Premier Jim Prentice says Alberta has no plans of raising corporate taxes to deal with the current economic woes in the province.

"Any economist you talk to would agree that in the circumstances that we are in, if we increase our corporate taxes, we will simply make ourselves uncompetitive​ and it will result in losing jobs," he told alberta@noon host Donna McElligott on Wednesday.

He was taking questions from residents across Alberta during the program. Some listeners responded on Twitter that they felt the premier was being evasive.

Many of those who called, tweeted or emailed their questions wanted to know his plans for digging Alberta out of the $7-billion revenue hole that opened up when oil prices dropped south of the $50 mark.

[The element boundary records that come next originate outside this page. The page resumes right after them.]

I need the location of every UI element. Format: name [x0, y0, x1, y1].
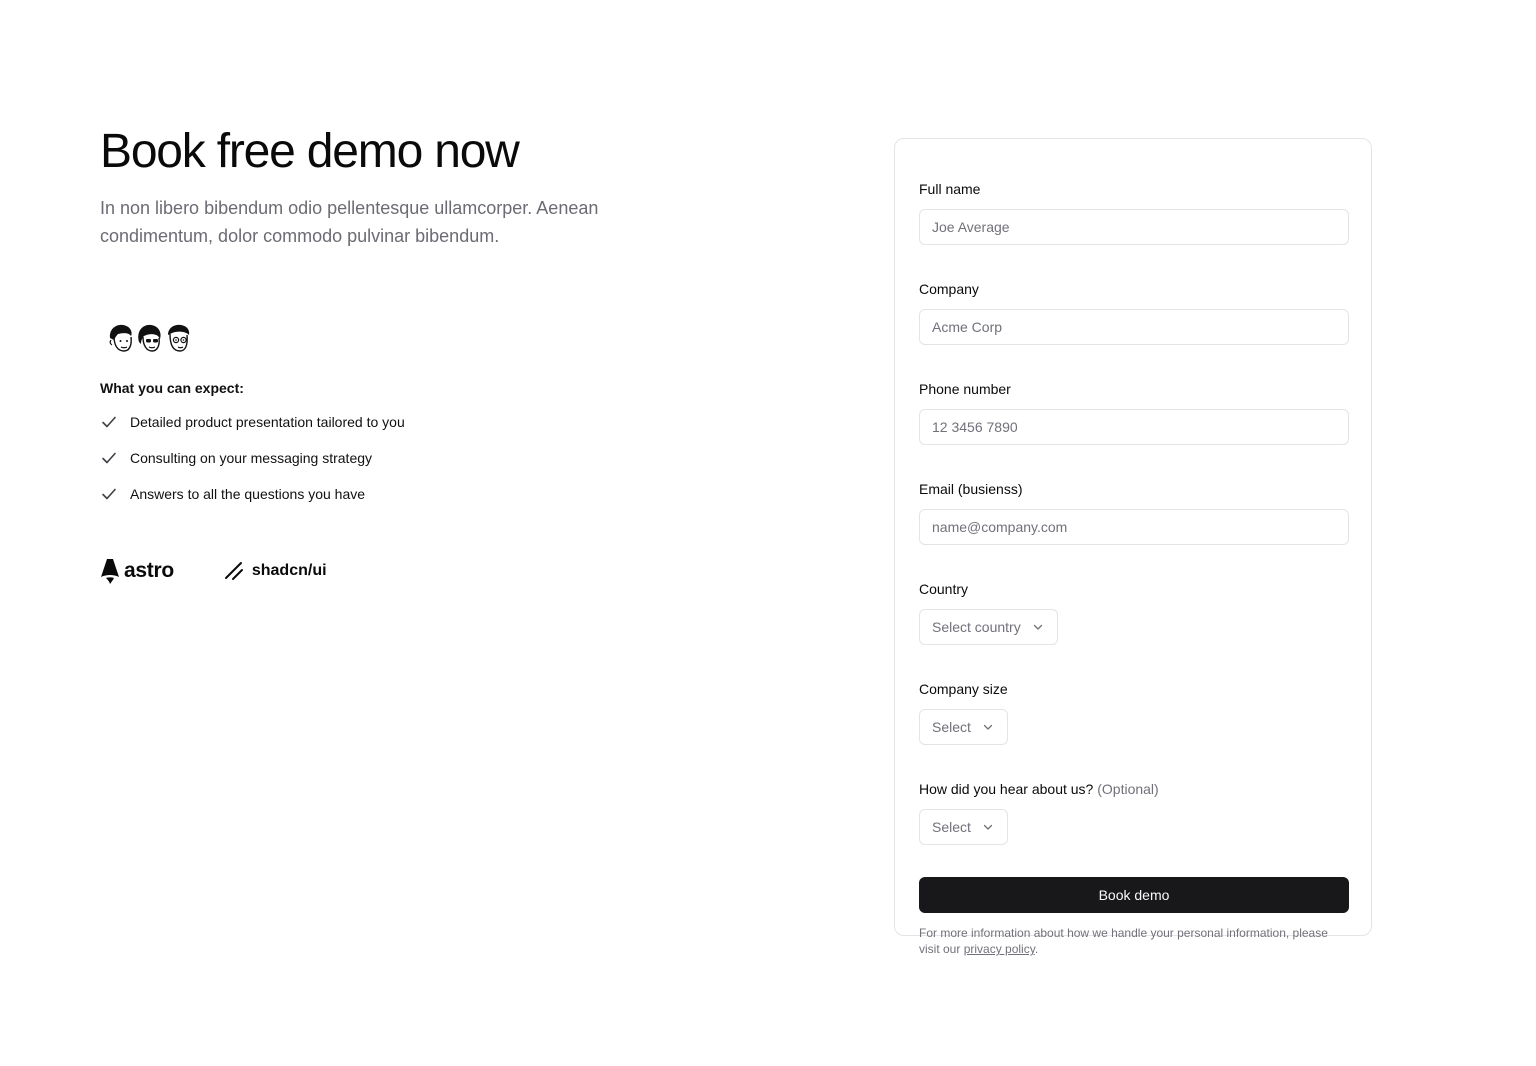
company-size-field: Company size Select	[919, 679, 1347, 779]
company-size-label: Company size	[919, 681, 1008, 697]
company-label: Company	[919, 281, 979, 297]
hear-about-field: How did you hear about us? (Optional) Se…	[919, 779, 1347, 879]
country-select-value: Select country	[932, 619, 1021, 635]
hear-about-select-value: Select	[932, 819, 971, 835]
company-input[interactable]	[919, 309, 1349, 345]
privacy-disclaimer: For more information about how we handle…	[919, 925, 1339, 957]
email-label: Email (busienss)	[919, 481, 1023, 497]
phone-field: Phone number	[919, 379, 1349, 445]
full-name-field: Full name	[919, 179, 1349, 245]
page: Book free demo now In non libero bibendu…	[0, 0, 1536, 1066]
list-item: Answers to all the questions you have	[100, 484, 720, 504]
company-size-select-value: Select	[932, 719, 971, 735]
shadcn-logo: shadcn/ui	[224, 561, 327, 581]
country-label: Country	[919, 581, 969, 597]
company-size-select[interactable]: Select	[919, 709, 1008, 745]
full-name-label: Full name	[919, 181, 981, 197]
full-name-input[interactable]	[919, 209, 1349, 245]
check-icon	[102, 452, 116, 464]
disclaimer-end: .	[1034, 942, 1039, 956]
privacy-policy-link[interactable]: privacy policy	[964, 942, 1035, 956]
list-item-label: Consulting on your messaging strategy	[130, 450, 373, 466]
hear-about-label-text: How did you hear about us?	[919, 781, 1094, 797]
email-input[interactable]	[919, 509, 1349, 545]
hear-about-label: How did you hear about us? (Optional)	[919, 779, 1347, 799]
chevron-down-icon	[983, 724, 993, 730]
page-title: Book free demo now	[100, 125, 520, 178]
astro-logo: astro	[100, 558, 174, 584]
astro-icon	[101, 559, 119, 584]
list-item: Consulting on your messaging strategy	[100, 448, 720, 468]
phone-input[interactable]	[919, 409, 1349, 445]
email-field: Email (busienss)	[919, 479, 1349, 545]
country-select[interactable]: Select country	[919, 609, 1058, 645]
demo-form-card: Full name Company Phone number Email (bu…	[894, 138, 1372, 956]
optional-tag: (Optional)	[1097, 781, 1159, 797]
page-subtitle: In non libero bibendum odio pellentesque…	[100, 198, 599, 246]
partner-logos: astro shadcn/ui	[100, 558, 720, 584]
astro-logo-text: astro	[124, 559, 174, 582]
expect-list: Detailed product presentation tailored t…	[100, 412, 720, 504]
chevron-down-icon	[1033, 624, 1042, 630]
check-icon	[102, 416, 116, 428]
avatar-group	[100, 320, 720, 356]
check-icon	[102, 488, 116, 500]
avatar	[168, 324, 190, 352]
intro-section: Book free demo now In non libero bibendu…	[100, 120, 720, 584]
shadcn-icon	[224, 562, 243, 580]
chevron-down-icon	[983, 824, 993, 830]
avatar	[138, 324, 161, 352]
list-item: Detailed product presentation tailored t…	[100, 412, 720, 432]
company-field: Company	[919, 279, 1349, 345]
shadcn-logo-text: shadcn/ui	[251, 562, 327, 579]
hear-about-select[interactable]: Select	[919, 809, 1008, 845]
list-item-label: Answers to all the questions you have	[130, 486, 366, 502]
expect-heading: What you can expect:	[100, 380, 244, 396]
list-item-label: Detailed product presentation tailored t…	[130, 414, 405, 430]
avatar	[109, 324, 132, 352]
country-field: Country Select country	[919, 579, 1347, 679]
book-demo-button[interactable]: Book demo	[919, 877, 1349, 913]
phone-label: Phone number	[919, 381, 1011, 397]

When asked whether he intends to cut health-care services, Prentice recited figures familiar to those who follow the issue in Alberta.

"Health-care spending has increased from $8 billion to $17 billion in less than 10 years — more than doubled. At the same time Alberta's population has only gone up by 25 per cent," he said.

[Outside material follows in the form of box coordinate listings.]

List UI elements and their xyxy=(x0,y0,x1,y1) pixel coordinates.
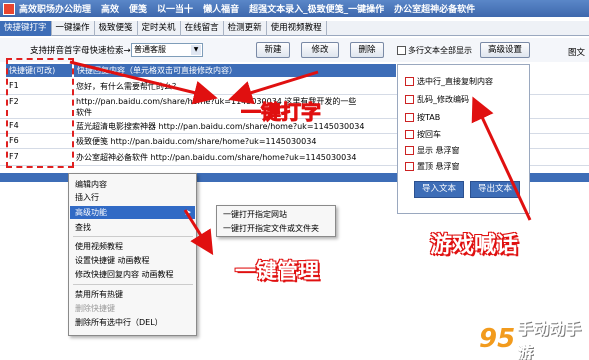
arrow-to-typing xyxy=(69,60,218,105)
watermark-logo: 95 手动动手游 xyxy=(479,319,589,360)
watermark-number: 95 xyxy=(479,324,516,354)
arrow-to-submenu xyxy=(183,209,214,256)
annotation-game-chat: 游戏喊话 xyxy=(430,233,519,258)
watermark-text: 手动动手游 xyxy=(517,319,582,360)
arrow-to-settings xyxy=(471,96,532,221)
annotation-one-key-manage: 一键管理 xyxy=(235,259,319,283)
arrow-from-search xyxy=(228,70,319,105)
annotation-arrows xyxy=(69,60,532,256)
annotation-one-key-typing: 一键打字 xyxy=(241,100,322,125)
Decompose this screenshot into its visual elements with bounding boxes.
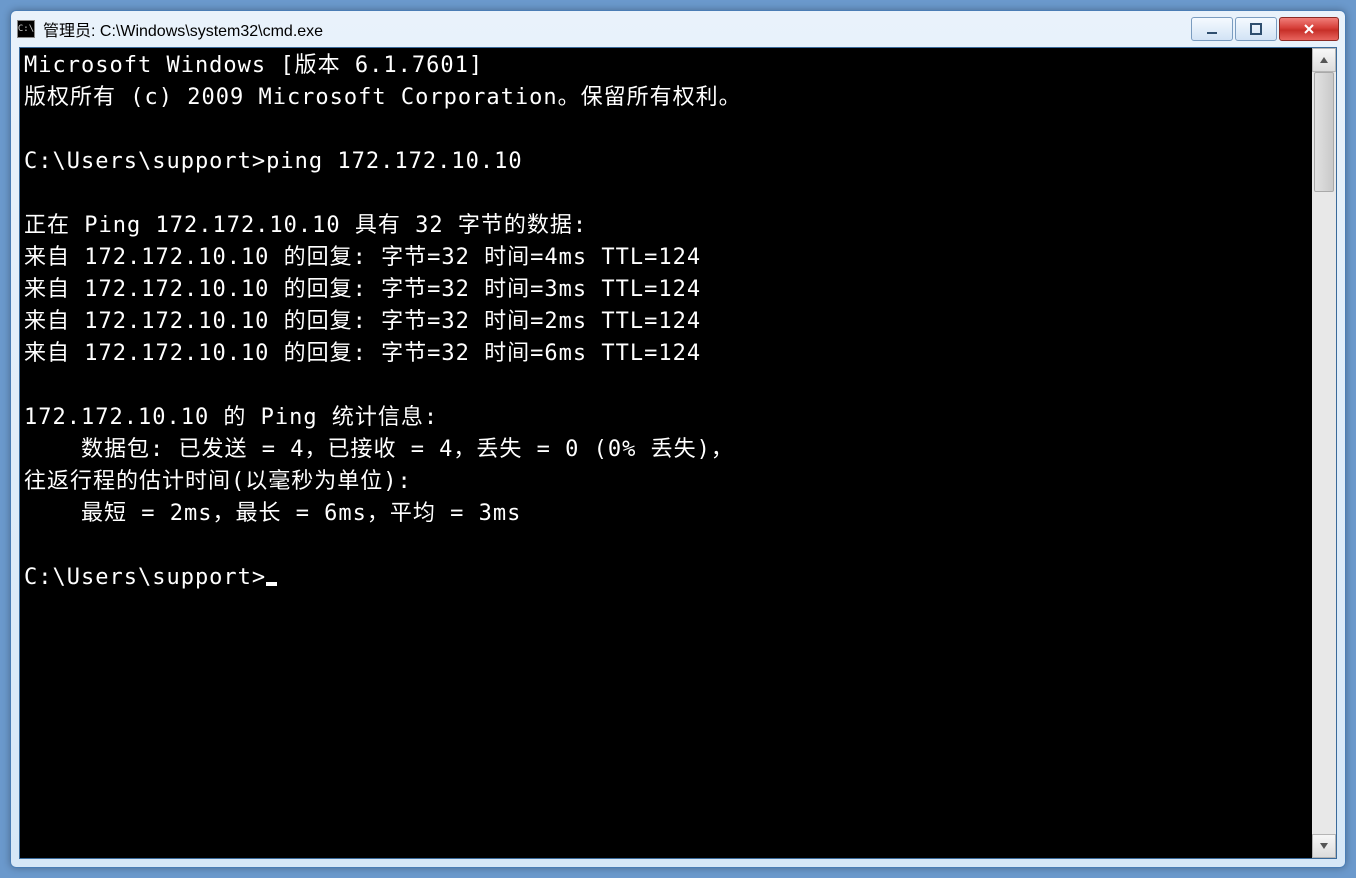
- terminal-line: C:\Users\support>: [24, 562, 1308, 594]
- terminal-line: Microsoft Windows [版本 6.1.7601]: [24, 50, 1308, 82]
- terminal-line: 来自 172.172.10.10 的回复: 字节=32 时间=6ms TTL=1…: [24, 338, 1308, 370]
- terminal-line: 版权所有 (c) 2009 Microsoft Corporation。保留所有…: [24, 82, 1308, 114]
- terminal-output[interactable]: Microsoft Windows [版本 6.1.7601]版权所有 (c) …: [20, 48, 1312, 858]
- vertical-scrollbar[interactable]: [1312, 48, 1336, 858]
- scroll-track[interactable]: [1312, 72, 1336, 834]
- maximize-button[interactable]: [1235, 17, 1277, 41]
- terminal-line: C:\Users\support>ping 172.172.10.10: [24, 146, 1308, 178]
- terminal-line: 最短 = 2ms，最长 = 6ms，平均 = 3ms: [24, 498, 1308, 530]
- cmd-icon: C:\: [17, 20, 35, 38]
- terminal-line: 来自 172.172.10.10 的回复: 字节=32 时间=2ms TTL=1…: [24, 306, 1308, 338]
- window-controls: [1191, 17, 1339, 41]
- scroll-up-button[interactable]: [1312, 48, 1336, 72]
- scroll-down-button[interactable]: [1312, 834, 1336, 858]
- close-button[interactable]: [1279, 17, 1339, 41]
- terminal-line: 来自 172.172.10.10 的回复: 字节=32 时间=4ms TTL=1…: [24, 242, 1308, 274]
- terminal-line: [24, 178, 1308, 210]
- terminal-line: 来自 172.172.10.10 的回复: 字节=32 时间=3ms TTL=1…: [24, 274, 1308, 306]
- scroll-thumb[interactable]: [1314, 72, 1334, 192]
- minimize-button[interactable]: [1191, 17, 1233, 41]
- client-area: Microsoft Windows [版本 6.1.7601]版权所有 (c) …: [19, 47, 1337, 859]
- terminal-line: [24, 530, 1308, 562]
- terminal-line: 正在 Ping 172.172.10.10 具有 32 字节的数据:: [24, 210, 1308, 242]
- window-title: 管理员: C:\Windows\system32\cmd.exe: [43, 17, 1191, 41]
- terminal-line: 172.172.10.10 的 Ping 统计信息:: [24, 402, 1308, 434]
- terminal-line: 数据包: 已发送 = 4，已接收 = 4，丢失 = 0 (0% 丢失)，: [24, 434, 1308, 466]
- cursor: [266, 582, 277, 586]
- terminal-line: [24, 114, 1308, 146]
- titlebar[interactable]: C:\ 管理员: C:\Windows\system32\cmd.exe: [11, 11, 1345, 47]
- terminal-line: [24, 370, 1308, 402]
- terminal-line: 往返行程的估计时间(以毫秒为单位):: [24, 466, 1308, 498]
- cmd-window: C:\ 管理员: C:\Windows\system32\cmd.exe Mic…: [10, 10, 1346, 868]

"So there's going to have to be more efficient use of resources... in terms of health care."

Prentice repeatedly mentioned that public sector workers in Alberta earn more than the national average, and said the higher-than-average costs of services are unsustainable.

Prentice noted that he expects more pressure on the education system soon as the weak economy pushes more students to go to colleges and universities.

Tuition increases?

He said he is not planning any tuition increases at this time.

When asked about a provincial sales tax, Prentice said the people have spoken.

"Albertans hold their view about sales tax pretty close to their hearts —​ most don't want a sales tax. People in this province think that other things should be done first."

Several callers asked Prentice about increasing taxes for high-income earners. 

"We all want to blame somebody for the circumstances that we're in, but the bottom line is we have had the highest cost and the best public services in the country, and we haven't built a revenue model that sustains them," he said.

"In terms of who is responsible, we all only need look in the mirror. All of us have had the best of everything and have not had to pay for what it costs."